The state Department of Revenue recalculates the gas tax, which is tied to the wholesale price of fuel, every six months. Officials said the rate would likely increase by 2 to 2.5 cents in July because of higher gas prices.
The price of gas has been climbing steadily in recent weeks and is at a two-year high, averaging $3.51 a gallon nationwide.
"I worry about that kind of loss of money (people spend on gas) that would normally go for goods and services," said Rep. Bob Rucho, R-Mecklenburg.
North Carolina's gas tax is the highest in the Southeast, and lawmakers said it might be time to rein it in to help both consumers and retailers statewide.
"I think we need to fix the gas tax because people are crossing the border to Virginia and South Carolina (to fill up)," said Sen. Neal Hunt, R-Wake.
The gas tax is the largest revenue source for the state Department of Transportation, and officials said the agency would lose $1 billion over the next decade if the tax is capped.
"It is a lot of money, particularly when you look at all the needs we have in this state, to take care of our aging infrastructure and to take care of the congestion problems we have in the state," said Mark Foster, chief financial officer for the DOT.
Seventy-five percent of the gas tax funds road maintenance projects, and the DOT estimates that 18,335 miles of pavement statewide wouldn't be resurfaced if the gas tax is capped at its current level. That includes 890 miles in Wake County, 341 miles in Cumberland County and 278 miles in Durham County.
Hunt said DOT can simply shift money slated for new projects to maintenance.
"Stop projects that aren't needed. Put the money back in maintenance programs. Preserve what we've got, and cap the gas tax at the same time," he said.
Foster and other DOT officials argue that there is little correlation between the gas tax and the actual cost at the pump.
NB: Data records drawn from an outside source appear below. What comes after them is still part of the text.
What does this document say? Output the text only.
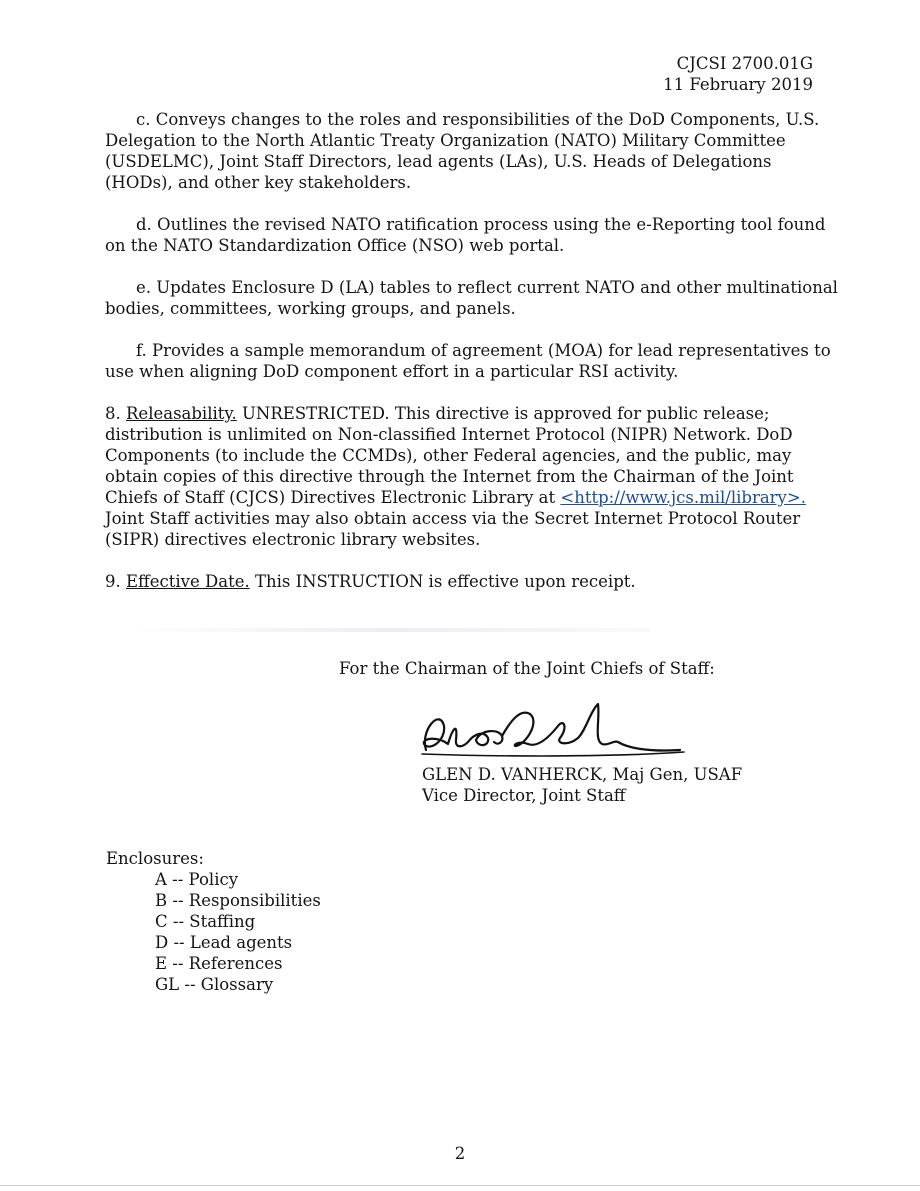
CJCSI 2700.01G
11 February 2019

c. Conveys changes to the roles and responsibilities of the DoD Components, U.S. Delegation to the North Atlantic Treaty Organization (NATO) Military Committee (USDELMC), Joint Staff Directors, lead agents (LAs), U.S. Heads of Delegations (HODs), and other key stakeholders.

d. Outlines the revised NATO ratification process using the e-Reporting tool found on the NATO Standardization Office (NSO) web portal.

e. Updates Enclosure D (LA) tables to reflect current NATO and other multinational bodies, committees, working groups, and panels.

f. Provides a sample memorandum of agreement (MOA) for lead representatives to use when aligning DoD component effort in a particular RSI activity.

8. Releasability. UNRESTRICTED. This directive is approved for public release; distribution is unlimited on Non-classified Internet Protocol (NIPR) Network. DoD Components (to include the CCMDs), other Federal agencies, and the public, may obtain copies of this directive through the Internet from the Chairman of the Joint Chiefs of Staff (CJCS) Directives Electronic Library at <http://www.jcs.mil/library>. Joint Staff activities may also obtain access via the Secret Internet Protocol Router (SIPR) directives electronic library websites.

9. Effective Date. This INSTRUCTION is effective upon receipt.

For the Chairman of the Joint Chiefs of Staff:
GLEN D. VANHERCK, Maj Gen, USAF
Vice Director, Joint Staff
Enclosures:
A -- Policy
B -- Responsibilities
C -- Staffing
D -- Lead agents
E -- References
GL -- Glossary
2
Whether a station in Raleigh charges $3.47 or $3.59 a gallon, the tax is the same, they said.
Some drivers support a cap, saying they need every little bit of help they can get.
"I think every cent counts right now, especially the way the economy is," driver Danielle Davis said.
Driver Michael Chavis said, however, that he doesn't believe a gas tax cap would help ease the pain in his wallet.
"Unless you're getting 100 gallons or 200 gallons of gas, it (won't) make a difference," Chavis said. "If you're getting 15 gallons, what's 2 cents (a gallon)?"